Something of a silver lining…Bloomberg has said he would run as an Independent if Trump and Sanders are the nominees.
That independent thing is kind of like the write-in candidate — it sounds good but never works.
Despite himself, Forrest Trump does indeed look unstoppable: run Forrest, run!
However if Rubio stays close enough for the really big money to make a move, he could snatch the nomination away literally at the last second. Of course for that to work rank and file ReThugs are going to have to start actually speaking out against Trump instead of cowering in their offices.
On the Democratic side, the fix is in: the Clinton campaign has so many “super delegates” locked up Bernie’s almost no chance, this despite running neck and neck with Hillary for the ‘normal’ delegates. What matters, one supposes, is the next election, when all the young people you saw yesterday wake up and realize that because of party machinations Bernie was always going to be locked out: who will they support in 2020?

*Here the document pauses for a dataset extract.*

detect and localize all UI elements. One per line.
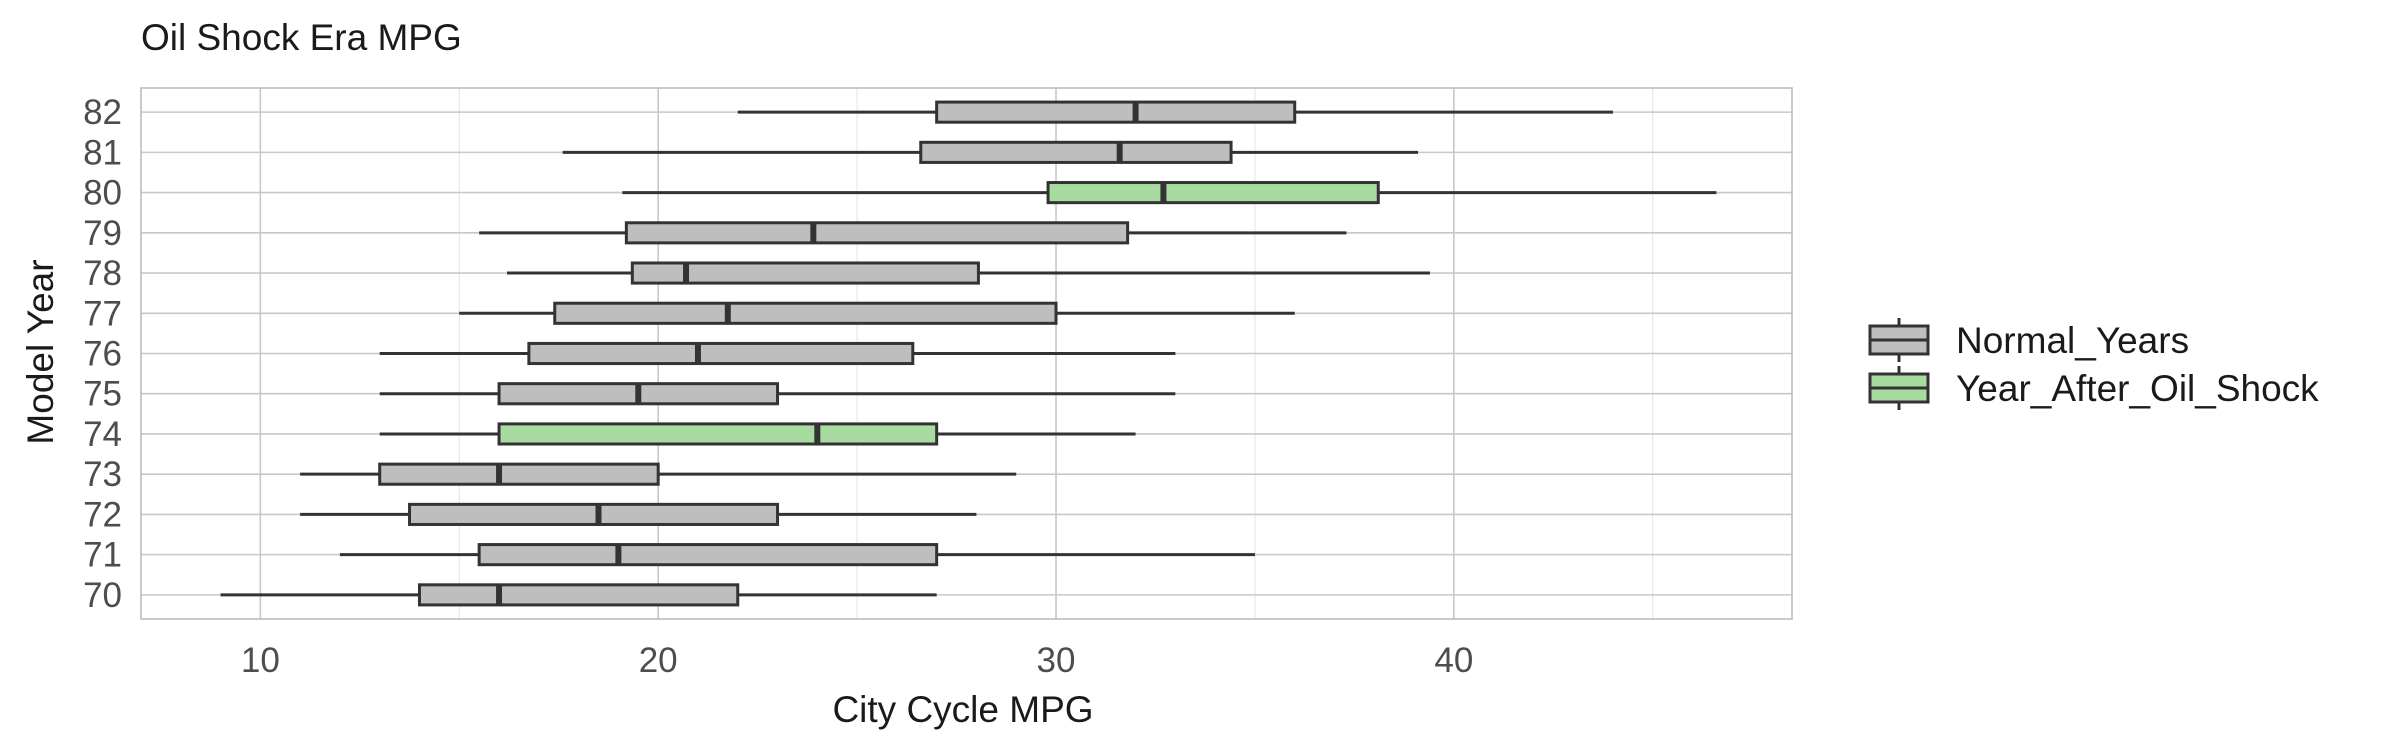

As for the Bloombergs of the nation – do they step into the ring if it’s Hillary & Trump? I don’t think so…
I read about those super delegates in the NYT and it confused me — probably because, like you say, the fix is in. The only solace to me is Hillary, I think, would have a much better chance of beating Trump than Sanders. The only way Trump beats Hillary is if every black and Hispanic registered voter stays home and every registered angry white man goes to the polls.
I have a lot of concern that these repressive voter ID laws that Republican-led state legislatures have passed are going to suppress the minority vote in November, which is what they are truly intended to do. If tens of thousands of people get turned away from the polls in November because of some arcane rule regarding a driver’s license or birth certificate, and a Trump victory ensues, there is going to be a lot of civil unrest.
Great work. Man on the street…! love to read a sidebar on “conversations overheard.”
I used to call that the ‘scuse me story because you’d go up to the “man on the street” and say, “Excuse me, could I talk to you for a second about why you’re here and what you make of all this?” A lot of reporters hated it but I always liked it.
Head shaking, blood pressure rising, nervous laughing, attention dividing, top of mind shifting…didn’t see it coming as a teenager…keep informing, please.